We get all celebratory come June, and today is my birthday. I made a project of keeping it quiet this year, which I thought would be somewhat mature of me and worthy of a woman of twenty-eight years. And so this weekend has been easy and sunshine, and full of the things we like best. We’re just back from brunch and are set for bbq tonight. And with all our celebrations, we’ve got a regular shrine going on at our house. A lovely assemblage of cards here, as well as the two splendid flower arrangements which were such a surprise. The tall, gorgeous wild one was courtesy of my sister, and the other in the magnificent vase was from Bronwyn. They’re not normally side by side, and it’s rather glorious to have flowers all around the house. In none floral news, I received so many lovely things (incl. a Miffy umbrella!), but one in particular I’ve got my nose stuck in. Stuart got me A Memoir of Friendship: The Letters Between Carol Shields and Blanche Howard. But then that much goodness is certainly overwhelming, and I have to put it down for a breath every moment or two.

June 14, 2007

Remember when the boys were all electric?

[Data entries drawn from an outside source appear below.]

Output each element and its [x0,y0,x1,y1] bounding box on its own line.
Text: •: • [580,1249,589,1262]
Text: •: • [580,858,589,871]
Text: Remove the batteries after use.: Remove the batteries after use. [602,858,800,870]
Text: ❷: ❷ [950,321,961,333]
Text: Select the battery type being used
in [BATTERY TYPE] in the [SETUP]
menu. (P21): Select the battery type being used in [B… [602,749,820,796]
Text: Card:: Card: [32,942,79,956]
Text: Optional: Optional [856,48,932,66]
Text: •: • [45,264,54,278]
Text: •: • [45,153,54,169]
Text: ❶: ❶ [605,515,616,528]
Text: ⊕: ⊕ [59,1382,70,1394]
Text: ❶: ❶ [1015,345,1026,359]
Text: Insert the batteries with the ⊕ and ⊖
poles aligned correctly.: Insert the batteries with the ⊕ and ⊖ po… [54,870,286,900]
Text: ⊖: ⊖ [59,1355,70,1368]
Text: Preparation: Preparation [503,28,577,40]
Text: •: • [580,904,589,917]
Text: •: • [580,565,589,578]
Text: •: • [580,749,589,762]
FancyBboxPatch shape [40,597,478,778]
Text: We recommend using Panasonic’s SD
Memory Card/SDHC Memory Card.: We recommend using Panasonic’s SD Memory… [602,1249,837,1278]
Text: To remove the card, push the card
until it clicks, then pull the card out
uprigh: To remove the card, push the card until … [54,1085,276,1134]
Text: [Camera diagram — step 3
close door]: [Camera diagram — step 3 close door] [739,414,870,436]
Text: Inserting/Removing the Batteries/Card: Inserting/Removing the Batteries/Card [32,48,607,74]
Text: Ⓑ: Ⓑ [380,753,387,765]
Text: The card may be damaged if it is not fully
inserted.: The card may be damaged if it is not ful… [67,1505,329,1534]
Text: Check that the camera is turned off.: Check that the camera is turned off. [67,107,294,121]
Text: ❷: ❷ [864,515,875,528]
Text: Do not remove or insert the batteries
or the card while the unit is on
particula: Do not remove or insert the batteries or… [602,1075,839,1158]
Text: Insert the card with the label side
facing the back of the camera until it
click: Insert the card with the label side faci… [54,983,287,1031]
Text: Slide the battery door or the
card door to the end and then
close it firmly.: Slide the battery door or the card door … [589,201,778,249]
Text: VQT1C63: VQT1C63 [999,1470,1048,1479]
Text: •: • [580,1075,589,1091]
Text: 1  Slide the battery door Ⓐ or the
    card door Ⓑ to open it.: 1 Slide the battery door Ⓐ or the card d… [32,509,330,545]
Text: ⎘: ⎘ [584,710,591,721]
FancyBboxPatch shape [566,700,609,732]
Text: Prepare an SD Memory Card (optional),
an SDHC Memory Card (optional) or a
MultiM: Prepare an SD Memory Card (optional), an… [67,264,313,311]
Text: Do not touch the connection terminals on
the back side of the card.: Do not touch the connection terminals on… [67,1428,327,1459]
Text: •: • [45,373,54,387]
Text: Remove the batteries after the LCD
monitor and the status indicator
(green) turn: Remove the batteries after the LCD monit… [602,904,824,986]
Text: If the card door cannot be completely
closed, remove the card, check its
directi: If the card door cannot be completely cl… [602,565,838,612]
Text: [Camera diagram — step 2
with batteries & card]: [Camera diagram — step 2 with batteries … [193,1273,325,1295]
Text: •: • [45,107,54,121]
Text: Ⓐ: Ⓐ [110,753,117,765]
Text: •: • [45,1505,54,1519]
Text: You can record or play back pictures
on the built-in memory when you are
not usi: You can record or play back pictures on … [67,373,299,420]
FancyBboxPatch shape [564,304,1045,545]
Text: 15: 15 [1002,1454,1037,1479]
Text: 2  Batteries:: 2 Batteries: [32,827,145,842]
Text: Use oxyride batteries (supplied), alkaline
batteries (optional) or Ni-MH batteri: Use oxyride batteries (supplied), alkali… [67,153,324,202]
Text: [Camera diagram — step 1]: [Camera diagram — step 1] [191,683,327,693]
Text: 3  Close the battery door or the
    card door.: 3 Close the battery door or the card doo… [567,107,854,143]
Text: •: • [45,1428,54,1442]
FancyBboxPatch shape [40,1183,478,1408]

What a good lunch break I had today, dropping out of a brilliant game of catch to read in the grass until the boys were ready to go back in. Sunny with a breeze. Now reading So May Ways to Begin by Jon McGregor, which connects me to the England I’m missing furiously post-vacation*. The book is wonderful so far. I read McGregor’s first novel If Nobody Speaks of Remarkable Things a million years ago, and though I enjoyed it and McGregor himself was doing something remarkable, the book wasn’t perfect. Whereas the sense I’m getting so far is that in his second novel, he’s finding his feet. Which is so exciting, and it’s wonderful to think of his career still ahead of him and books books to read. It will be nice to follow along, just as it has been so far.

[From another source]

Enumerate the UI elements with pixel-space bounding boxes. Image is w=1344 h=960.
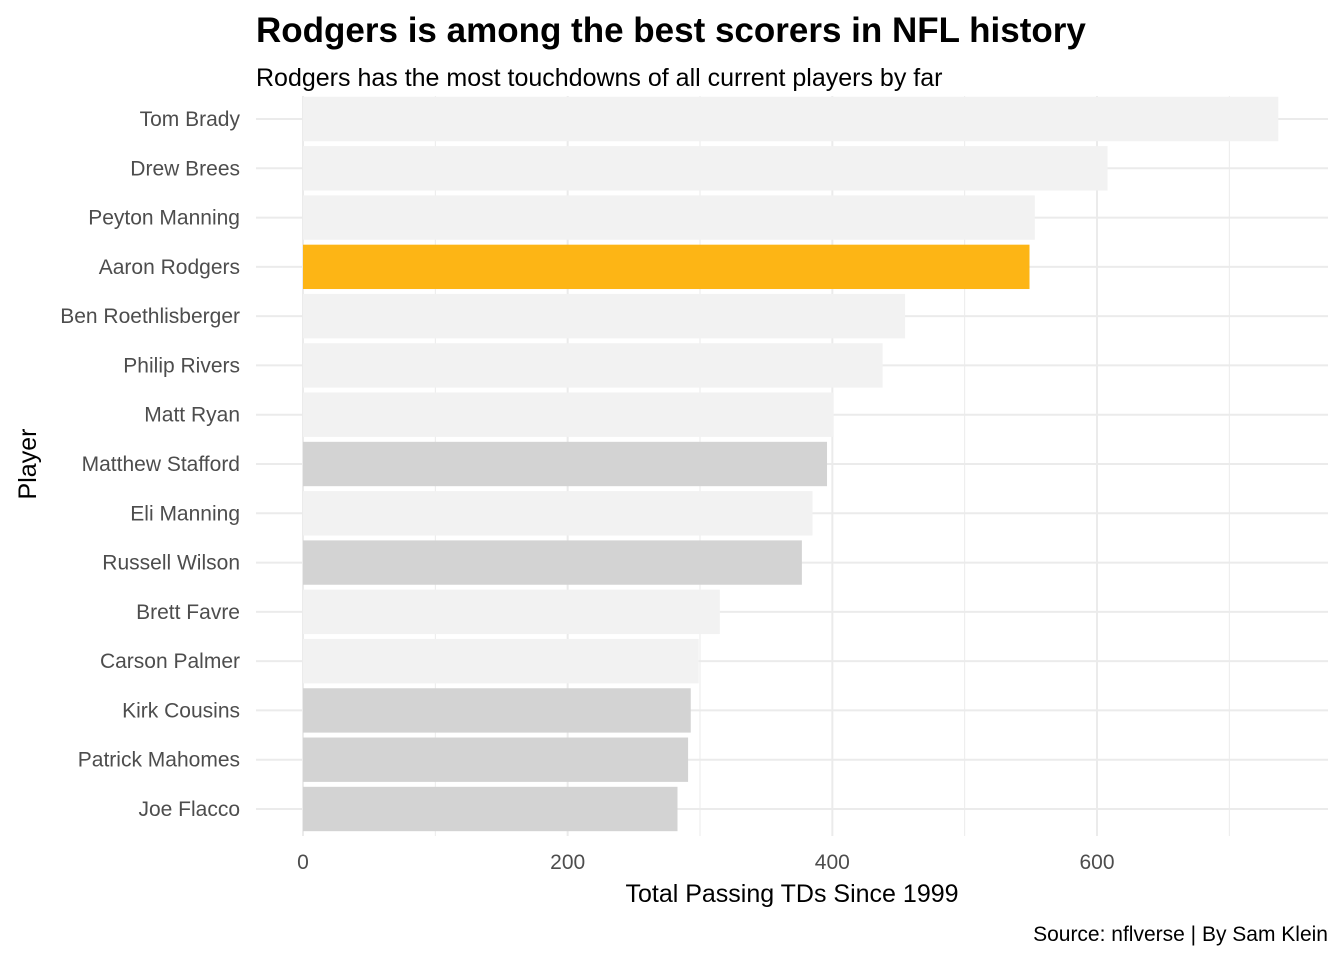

And I was very happy to see that Madeleine Thien’s Certainty was nominated for the Amazon/Books in Canada First Novel Award. Pleased that Heather O’Neill’s much-deserving Lullabies for Little Criminals is on the list as well, but I’m rooting for Certainty. O’Neill’s had plenty of fun already, and Certainty is the very best book I’ve read this year.

*Ah, missing furiously. I listen to BBC Radio1 at work, and every since Monday have heard the songs we listened to as we drove across the North of England with the top down, and never in my life have I felt such nostalgia for a last week.

June 12, 2007

Know more

I hope you got the print edition of The Globe this weekend, because Ali Smith’s “Torontode” wonderful, and I cannot find it online. She writes, “I love wandering about in Toronto. I dream about wandering about in Toronto, which could not be more perfect for the wanderer-about, with its leafiness, its windy wide streets in spring and autumn, the smell of sweetness and coffee on Bloor Street by that big grand hotel opposite the museum, the dainty suddenness of Yorkville tucked down the back of all the big-gun commerce like an afterthought, and especially Queen Street, I love wandering around Queen Street, I nearly saw Baby Spice once on Queen Street…” Of course she did.

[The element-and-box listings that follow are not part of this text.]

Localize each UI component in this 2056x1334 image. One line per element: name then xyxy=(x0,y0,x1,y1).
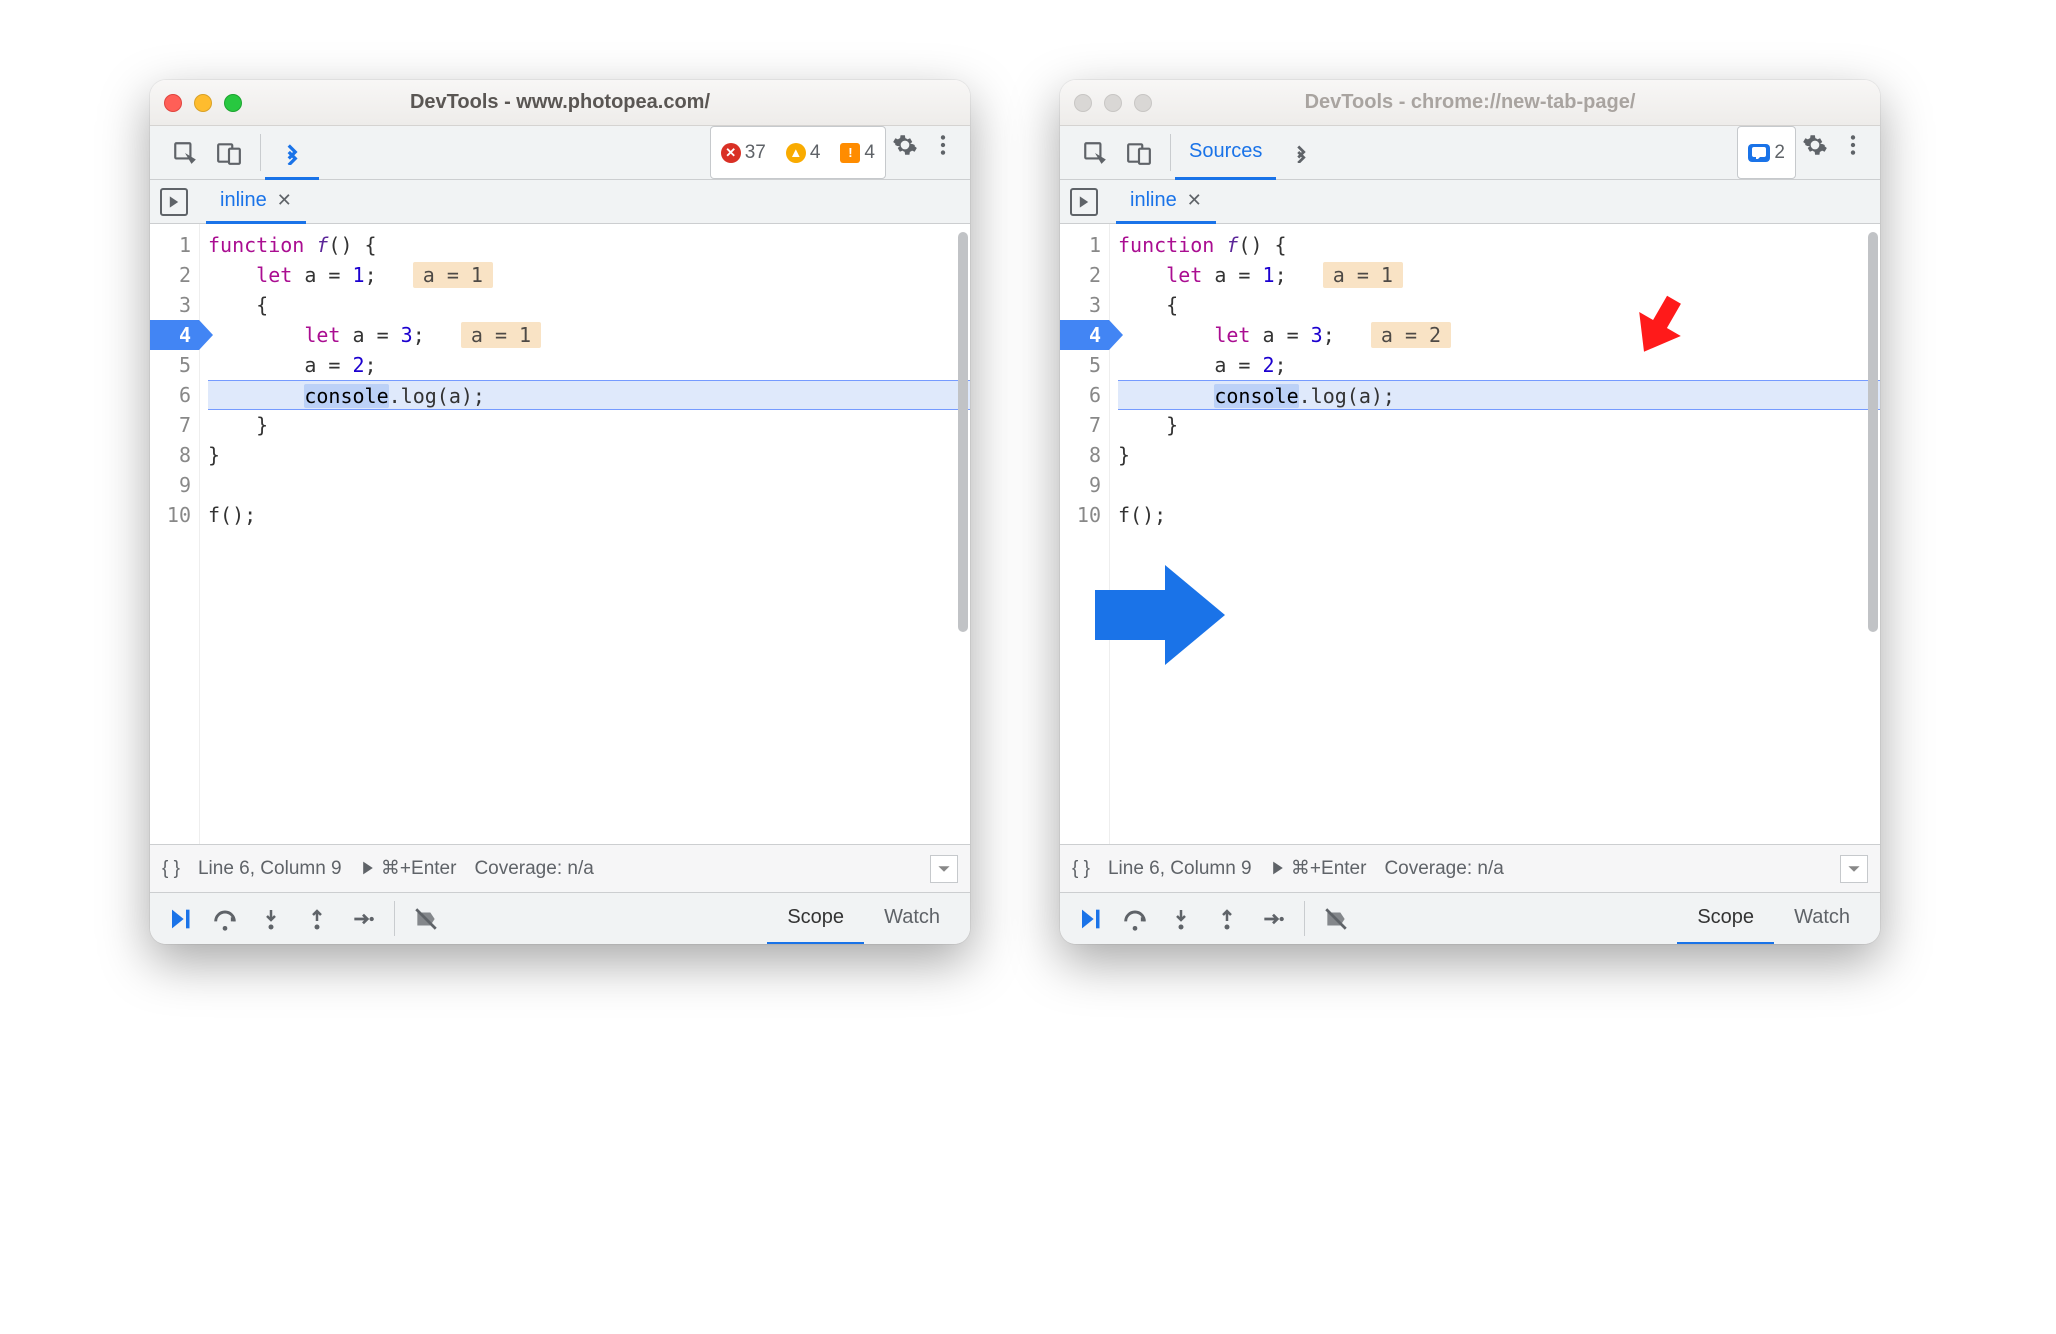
more-menu-icon[interactable] xyxy=(924,126,962,164)
scrollbar-thumb[interactable] xyxy=(958,232,968,632)
console-badges[interactable]: ✕37 ▲4 !4 xyxy=(710,126,886,179)
scope-tab[interactable]: Scope xyxy=(1677,893,1774,944)
line-gutter: 12345678910 xyxy=(150,224,200,844)
inspect-icon[interactable] xyxy=(166,134,204,172)
watch-tab[interactable]: Watch xyxy=(1774,893,1870,944)
status-bar: { } Line 6, Column 9 ⌘+Enter Coverage: n… xyxy=(1060,844,1880,892)
console-badges[interactable]: 2 xyxy=(1737,126,1796,179)
code-body[interactable]: function f() { let a = 1; a = 1 { let a … xyxy=(200,224,970,844)
pretty-print-icon[interactable]: { } xyxy=(1072,858,1090,880)
step-icon[interactable] xyxy=(344,900,382,938)
window-title: DevTools - www.photopea.com/ xyxy=(150,91,970,114)
resume-icon[interactable] xyxy=(160,900,198,938)
minimize-traffic-light[interactable] xyxy=(1104,94,1122,112)
step-into-icon[interactable] xyxy=(252,900,290,938)
code-editor[interactable]: 12345678910 function f() { let a = 1; a … xyxy=(150,224,970,844)
navigator-toggle-icon[interactable] xyxy=(1070,188,1098,216)
sources-tab[interactable]: Sources xyxy=(1175,126,1276,180)
settings-gear-icon[interactable] xyxy=(886,126,924,164)
step-over-icon[interactable] xyxy=(1116,900,1154,938)
status-bar: { } Line 6, Column 9 ⌘+Enter Coverage: n… xyxy=(150,844,970,892)
settings-gear-icon[interactable] xyxy=(1796,126,1834,164)
device-toggle-icon[interactable] xyxy=(210,134,248,172)
code-editor[interactable]: 12345678910 function f() { let a = 1; a … xyxy=(1060,224,1880,844)
stage: DevTools - www.photopea.com/ ✕37 ▲4 !4 xyxy=(150,80,1900,1180)
close-traffic-light[interactable] xyxy=(1074,94,1092,112)
sources-subbar: inline ✕ xyxy=(1060,180,1880,224)
step-over-icon[interactable] xyxy=(206,900,244,938)
debugger-toolbar: Scope Watch xyxy=(1060,892,1880,944)
step-icon[interactable] xyxy=(1254,900,1292,938)
step-out-icon[interactable] xyxy=(298,900,336,938)
scrollbar-thumb[interactable] xyxy=(1868,232,1878,632)
coverage-status: Coverage: n/a xyxy=(474,858,593,880)
watch-tab[interactable]: Watch xyxy=(864,893,960,944)
scope-tab[interactable]: Scope xyxy=(767,893,864,944)
panel-overflow-icon[interactable] xyxy=(1276,126,1326,180)
window-title: DevTools - chrome://new-tab-page/ xyxy=(1060,91,1880,114)
step-out-icon[interactable] xyxy=(1208,900,1246,938)
more-menu-icon[interactable] xyxy=(1834,126,1872,164)
close-traffic-light[interactable] xyxy=(164,94,182,112)
deactivate-breakpoints-icon[interactable] xyxy=(1317,900,1355,938)
cursor-position: Line 6, Column 9 xyxy=(198,858,342,880)
minimize-traffic-light[interactable] xyxy=(194,94,212,112)
warnings-badge[interactable]: ▲4 xyxy=(778,129,829,176)
run-hint[interactable]: ⌘+Enter xyxy=(1270,857,1367,880)
maximize-traffic-light[interactable] xyxy=(1134,94,1152,112)
devtools-window-right: DevTools - chrome://new-tab-page/ Source… xyxy=(1060,80,1880,944)
inspect-icon[interactable] xyxy=(1076,134,1114,172)
devtools-window-left: DevTools - www.photopea.com/ ✕37 ▲4 !4 xyxy=(150,80,970,944)
messages-badge[interactable]: 2 xyxy=(1740,129,1793,176)
step-into-icon[interactable] xyxy=(1162,900,1200,938)
errors-badge[interactable]: ✕37 xyxy=(713,129,774,176)
resume-icon[interactable] xyxy=(1070,900,1108,938)
file-tab-inline[interactable]: inline ✕ xyxy=(1116,181,1216,224)
titlebar: DevTools - www.photopea.com/ xyxy=(150,80,970,126)
highlight-arrow-icon xyxy=(1620,284,1700,364)
deactivate-breakpoints-icon[interactable] xyxy=(407,900,445,938)
code-body[interactable]: function f() { let a = 1; a = 1 { let a … xyxy=(1110,224,1880,844)
device-toggle-icon[interactable] xyxy=(1120,134,1158,172)
main-toolbar: ✕37 ▲4 !4 xyxy=(150,126,970,180)
close-tab-icon[interactable]: ✕ xyxy=(277,190,292,211)
debugger-toolbar: Scope Watch xyxy=(150,892,970,944)
collapse-icon[interactable] xyxy=(1840,855,1868,883)
maximize-traffic-light[interactable] xyxy=(224,94,242,112)
run-hint[interactable]: ⌘+Enter xyxy=(360,857,457,880)
sources-subbar: inline ✕ xyxy=(150,180,970,224)
coverage-status: Coverage: n/a xyxy=(1384,858,1503,880)
close-tab-icon[interactable]: ✕ xyxy=(1187,190,1202,211)
main-toolbar: Sources 2 xyxy=(1060,126,1880,180)
cursor-position: Line 6, Column 9 xyxy=(1108,858,1252,880)
titlebar: DevTools - chrome://new-tab-page/ xyxy=(1060,80,1880,126)
navigator-toggle-icon[interactable] xyxy=(160,188,188,216)
transition-arrow-icon xyxy=(1095,560,1225,670)
issues-badge[interactable]: !4 xyxy=(832,129,883,176)
panel-overflow-icon[interactable] xyxy=(265,126,319,180)
traffic-lights xyxy=(1074,94,1152,112)
collapse-icon[interactable] xyxy=(930,855,958,883)
file-tab-inline[interactable]: inline ✕ xyxy=(206,181,306,224)
divider xyxy=(260,134,261,171)
line-gutter: 12345678910 xyxy=(1060,224,1110,844)
pretty-print-icon[interactable]: { } xyxy=(162,858,180,880)
traffic-lights xyxy=(164,94,242,112)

Also in the same paper, I was impressed that Rex Murphy managed to connect Edward Causabon to global warming, though I am not so sure that I agree with him. Margaret Atwood on Polish writer Ryszard Kapuscinski: a magnificent article, because I’d never heard of him, but now I want to know more. And Chimamanda Ngozi Adichie in The Guardian. Cool thing about that? I got to read it first on paper.